Wanting to Not Want Chardonnay


I’ve been working on my impossible goal of not over-drinking. Started 2 years ago when I joined Scholars. I’ve been half-assed about it and started/stopped so many times. I’ve done my share of drink plans, 100 urges worksheets, etc…I’ve even enjoyed a glass or two while watching the “stop-over drinking” videos. Lol. I’ve seen some relationships with my former wine buddies fizzle. I realized that alcohol was the main reason for our get-togethers, maybe under the guise of friendship? I’ve also seen other friendships flourish. I never “got” when Brooke said “I want to not want to drink.” Until NOW. My drinking plan started going unfulfilled. My plan was a gradual plan-first number of glasses of wine, then switched to smaller wine glasses, then only certain days of week. (I guess I just didn’t believe I’d ever be a non-drinker, that’s why I did in increments? If I didn’t honor the plan, which was so many times, I reflected on why I didn’t honor it, how did wine make me feel physically and what did I make not honoring my plan mean? Lesson learned, every single time. As the amount that I drank lessened, so did the desire. Even though I allotted myself a glass of wine here and there according to plan…I didn’t lust after it like I used to.

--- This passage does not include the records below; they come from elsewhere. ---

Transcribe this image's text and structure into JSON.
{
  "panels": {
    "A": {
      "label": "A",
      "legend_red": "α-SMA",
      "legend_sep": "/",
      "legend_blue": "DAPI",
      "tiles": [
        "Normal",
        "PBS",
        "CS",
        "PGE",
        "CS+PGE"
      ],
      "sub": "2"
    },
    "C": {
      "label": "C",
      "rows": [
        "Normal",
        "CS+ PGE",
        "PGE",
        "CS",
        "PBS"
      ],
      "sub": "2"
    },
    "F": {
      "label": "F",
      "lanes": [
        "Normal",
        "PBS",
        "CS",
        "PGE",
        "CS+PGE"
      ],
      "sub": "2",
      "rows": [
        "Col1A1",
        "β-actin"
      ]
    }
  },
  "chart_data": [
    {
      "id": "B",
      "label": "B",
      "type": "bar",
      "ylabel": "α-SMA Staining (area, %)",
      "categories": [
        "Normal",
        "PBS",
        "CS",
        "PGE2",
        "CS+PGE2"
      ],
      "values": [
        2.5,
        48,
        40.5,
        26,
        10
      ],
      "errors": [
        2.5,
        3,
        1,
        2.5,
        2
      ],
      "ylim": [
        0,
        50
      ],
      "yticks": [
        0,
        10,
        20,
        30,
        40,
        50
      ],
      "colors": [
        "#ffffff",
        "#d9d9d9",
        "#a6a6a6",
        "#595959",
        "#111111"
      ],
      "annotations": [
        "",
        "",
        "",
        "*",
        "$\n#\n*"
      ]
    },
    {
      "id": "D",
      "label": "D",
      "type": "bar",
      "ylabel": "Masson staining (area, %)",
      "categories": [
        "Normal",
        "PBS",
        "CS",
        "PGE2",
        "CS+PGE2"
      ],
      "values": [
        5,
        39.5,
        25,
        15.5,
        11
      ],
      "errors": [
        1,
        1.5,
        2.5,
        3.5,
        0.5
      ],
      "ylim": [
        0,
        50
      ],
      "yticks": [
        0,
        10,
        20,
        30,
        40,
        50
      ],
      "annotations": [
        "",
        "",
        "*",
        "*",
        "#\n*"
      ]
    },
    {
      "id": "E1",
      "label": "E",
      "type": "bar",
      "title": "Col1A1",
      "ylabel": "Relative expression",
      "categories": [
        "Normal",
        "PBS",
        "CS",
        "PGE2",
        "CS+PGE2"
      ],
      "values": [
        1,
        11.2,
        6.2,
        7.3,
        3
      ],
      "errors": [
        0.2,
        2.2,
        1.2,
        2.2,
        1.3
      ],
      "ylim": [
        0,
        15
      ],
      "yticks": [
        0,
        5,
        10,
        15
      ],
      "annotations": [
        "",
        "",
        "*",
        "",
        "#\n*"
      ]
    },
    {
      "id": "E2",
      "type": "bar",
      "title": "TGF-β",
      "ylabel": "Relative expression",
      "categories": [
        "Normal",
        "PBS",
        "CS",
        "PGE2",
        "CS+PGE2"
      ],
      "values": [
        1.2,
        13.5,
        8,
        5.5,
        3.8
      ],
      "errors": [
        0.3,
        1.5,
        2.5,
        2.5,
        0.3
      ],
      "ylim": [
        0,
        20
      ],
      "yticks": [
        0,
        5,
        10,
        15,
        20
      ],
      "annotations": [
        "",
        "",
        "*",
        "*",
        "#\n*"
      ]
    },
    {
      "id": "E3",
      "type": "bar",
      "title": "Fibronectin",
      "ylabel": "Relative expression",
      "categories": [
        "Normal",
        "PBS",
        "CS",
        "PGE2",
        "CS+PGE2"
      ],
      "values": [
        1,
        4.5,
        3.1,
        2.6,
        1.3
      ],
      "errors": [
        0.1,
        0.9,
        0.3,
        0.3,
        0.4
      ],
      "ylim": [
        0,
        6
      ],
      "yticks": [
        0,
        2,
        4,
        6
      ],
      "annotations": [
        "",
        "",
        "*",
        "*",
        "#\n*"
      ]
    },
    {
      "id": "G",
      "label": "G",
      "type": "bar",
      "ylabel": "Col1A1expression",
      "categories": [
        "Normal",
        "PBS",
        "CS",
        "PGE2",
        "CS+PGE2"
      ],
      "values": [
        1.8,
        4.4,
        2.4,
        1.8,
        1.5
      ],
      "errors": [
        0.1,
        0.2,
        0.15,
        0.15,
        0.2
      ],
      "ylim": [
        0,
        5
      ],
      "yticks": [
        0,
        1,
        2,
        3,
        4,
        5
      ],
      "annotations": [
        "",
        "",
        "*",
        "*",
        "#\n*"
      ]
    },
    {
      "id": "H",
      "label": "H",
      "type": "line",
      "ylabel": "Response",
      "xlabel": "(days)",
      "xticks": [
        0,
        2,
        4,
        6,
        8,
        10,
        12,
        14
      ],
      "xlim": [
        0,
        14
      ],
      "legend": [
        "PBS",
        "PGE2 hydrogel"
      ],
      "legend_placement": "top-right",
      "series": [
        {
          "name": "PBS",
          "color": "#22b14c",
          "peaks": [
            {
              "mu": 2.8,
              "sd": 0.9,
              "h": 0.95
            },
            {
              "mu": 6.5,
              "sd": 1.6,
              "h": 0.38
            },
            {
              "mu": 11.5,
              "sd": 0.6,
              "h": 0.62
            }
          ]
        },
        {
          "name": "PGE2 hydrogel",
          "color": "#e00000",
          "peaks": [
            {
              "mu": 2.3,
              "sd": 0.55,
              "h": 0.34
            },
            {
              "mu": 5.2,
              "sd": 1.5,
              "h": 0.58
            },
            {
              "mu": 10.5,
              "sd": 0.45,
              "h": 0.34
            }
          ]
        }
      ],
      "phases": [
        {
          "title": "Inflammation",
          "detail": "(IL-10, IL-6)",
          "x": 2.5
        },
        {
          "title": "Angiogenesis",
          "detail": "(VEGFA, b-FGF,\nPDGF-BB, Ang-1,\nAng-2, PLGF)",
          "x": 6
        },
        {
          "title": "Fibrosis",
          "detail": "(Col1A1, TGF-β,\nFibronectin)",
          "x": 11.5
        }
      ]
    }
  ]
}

I used to get so excited when it was a “drinking day.” This past week, I realized that I’ve stopped thinking about wine, and drinking plans, and what to say at social events when I chose not to drink. It’s just become a non-issue.

I’m just amazed how good it feels to NOT think about drinking, or excuses why I’m not drinking or drink plans. As B.B. King sings “the thrill is gone.” And I now know nothing is impossible…thanks a million Brooke.